Hein, sacaneei heheheeheheh
[Reply]
Sylvio Micelli Reply:
May 21st, 2011 at 9:44 pm
@Bruno Vox, Mas então Bruno. No regulamento do 1º Mundial de Clubes da Fifa não consta que para participar era preciso vencer a Libertadores. O Corinthians foi convidado na condição de representante do país-sede. Por “mera” coincidência, o Corinthians era ainda bicampeão brasileiro 1998 e 1999.
[Reply]
Sylvio Micelli Reply:
May 21st, 2011 at 9:53 pm
@Bruno Vox, Ah! E tem mais uma coisa. O Corinthians não tem passaporte, certo. Agora… do que adianta ter passaporte se o cara vai lá, viaja e é deportado. hehehehehehehe
[Reply]
May 21st, 2011 at 2:10 pm
Quanto ao formato de disputa, qual é o ideal?
“De 1975 a 1979 o nome correto do “Brasileiro” foi Copa Brasil; de 1980 a 1983, Taça de Ouro; em 1984, Copa Brasil; em 1985, Taça de Ouro; em 1986, Copa Brasil; em 1987, Copa União; em 1988, II Copa União, e em 2000, Copa João Havelange. O termo “Campeonato Brasileiro” só foi adotado em 1989, e em suas quatro edições iniciais, de 1971 a 1974, seu nome era “Campeonato Nacional” – competição que serviu, principalmente, aos propósitos populistas do Governo Militar. “Onde a Arena vai mal, mais um time no Nacional. Onde vai bem, mais um time também” –era o slogan que justificava o inchaço de uma competição que a cada ano recebia dezenas de novos convidados”.

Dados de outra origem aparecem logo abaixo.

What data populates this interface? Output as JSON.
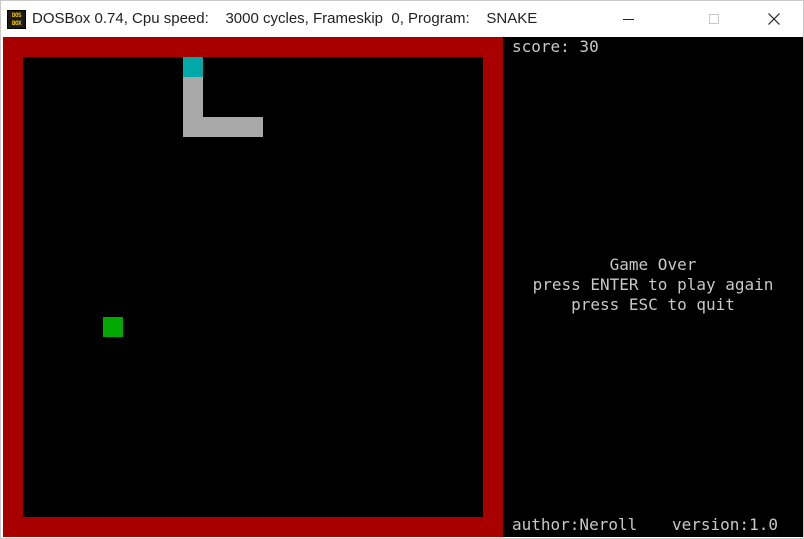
{
  "window": {
    "title_app": "DOSBox 0.74, Cpu speed:",
    "title_cycles": "3000 cycles, Frameskip  0, Program:",
    "title_program": "SNAKE",
    "icon_text_top": "DOS",
    "icon_text_bottom": "BOX",
    "close_glyph": "✕"
  },
  "game": {
    "score_text": "score: 30",
    "message_title": "Game Over",
    "message_enter": "press ENTER to play again",
    "message_esc": "press ESC to quit",
    "author_text": "author:Neroll",
    "version_text": "version:1.0"
  },
  "colors": {
    "border": "#a80000",
    "snake_head": "#00a8a8",
    "snake_body": "#a8a8a8",
    "food": "#00a800",
    "text": "#c8c8c8"
  }
}
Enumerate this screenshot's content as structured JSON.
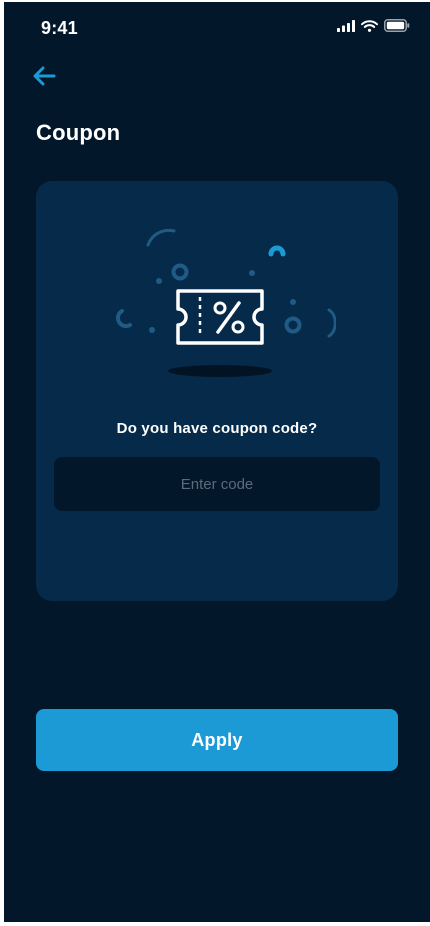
{
  "status_bar": {
    "time": "9:41",
    "icons": [
      "cellular-signal-icon",
      "wifi-icon",
      "battery-icon"
    ]
  },
  "header": {
    "back_icon": "arrow-left-icon",
    "title": "Coupon"
  },
  "coupon_card": {
    "illustration_icon": "coupon-ticket-percent-icon",
    "question": "Do you have coupon code?",
    "code_input": {
      "value": "",
      "placeholder": "Enter code"
    }
  },
  "apply_button": {
    "label": "Apply"
  },
  "colors": {
    "background": "#03172b",
    "card": "#062a4a",
    "accent": "#1b9ad6",
    "text": "#ffffff",
    "placeholder": "#5a6b7c"
  }
}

Enxergar o passado com os olhos do presente é anacronismo !
[Reply]
May 22nd, 2011 at 2:48 pm
O Atlético não é o primeiro campeão nacional tomando por base o título de 71. Mas e o de 1937, organizado pela FBF (orgão máximo do futebol no país à época) e que reuniu as agremiações campeãs de cada estado em 1936? Que relevância diferenciada tem os títulos entre 1959 e 1971 em comparação a esse de 1937?
[Reply]
Tiago Buckowsky Reply:
May 22nd, 2011 at 11:42 pm
@Virgílio Amaral, Confesso que pouco conhecia deste campeonato e fui pesquisar minha papelada véia pra ver se achava alguma coisa. Talvez o Atlético-MG seja realmente o primeiro Campeão Brasileiro, com este título de 1937.
Este campeonato teve o nome de Copa dos Campeões FBF e foi disputado pelos clubes campeões estaduais de 1936. O campeonato foi elaborado com base em outro, realizado pela Confederação Brasileira de Desportos (CBD) em 1920. Entretanto, o campeonato disputado em 1920 apenas contava com três clubes – Fluminense (Rio de Janeiro-RJ), Paulistano (São Paulo-SP) e Brasil(Pelotas-RS). O campeão foi o Paulistano e o vice foi o Fluminense. Não foi um campeonato de nivel nacional, mas talvez tenha sido o primeiro a fazer uma disputa interestadual.
Já o de campeonato de 1937 pode ter sido o primeiro Campeonato Brasileiro, mesmo não tendo sequência nos anos seguintes (o que é compreensível, dadas as dificuldades da época, ignorada por alguns que comentam por aqui).
A FBF convidou clubes de todo o Brasil, mas em decorrência das dificuldades financeiras e de deslocamento, apenas alguns times aceitaram participar do torneio que visava consagrar um campeão nacional no Brasil. Os clubes que participaram do Campeonato foram o Atlético-MG, Campeão Mineiro, Fluminense-RJ, Campeão Carioca, Associação Portuguesa de Desportos, Campeão Paulista, Rio Branco-ES, Campeão do Espirito Santo, Alliança-RJ, Campeão Fluminense (lembrando que o Fluminense foi o Campeão do Distrito Federal) e a equipe da Liga de Sports da Marinha. Os campeões de Minas, Distrito Federal e São Paulo já estavam assegurados na fase final do Campeonato. Os times da Liga de Sports da Marinha e o Alliança fizeram um jogo eliminatório na cidade de Campos – RJ, sendo o primeiro o vencedor do jogo. Depois, disputou mais uma eliminatória contra o Rio Branco. Este último venceu a partida e teve o direito de se juntar aos outros três campeões na fase final do III Campeonato Brasileiro da F.B.F.(o primeiro disputado por Clubes, já que os outros dois foram jogados por Seleções Estaduais).
Vou pesquisar mais e prometo um post no Caneladas Históricas. Valeu pela dica !
[Reply]
May 23rd, 2011 at 8:28 am
Pois é, está no hino do clube: “Nós somos os campeões dos campeões”. Concordo que faltam registros, principalmente de imagem, mas pelo que sempre li era uma competição de relevância considerada.
[Reply]
March 22nd, 2012 at 3:56 pm
Por favor, qual o elenco completo do Bahia em 1959 ? Obrigado e fico no aguardo.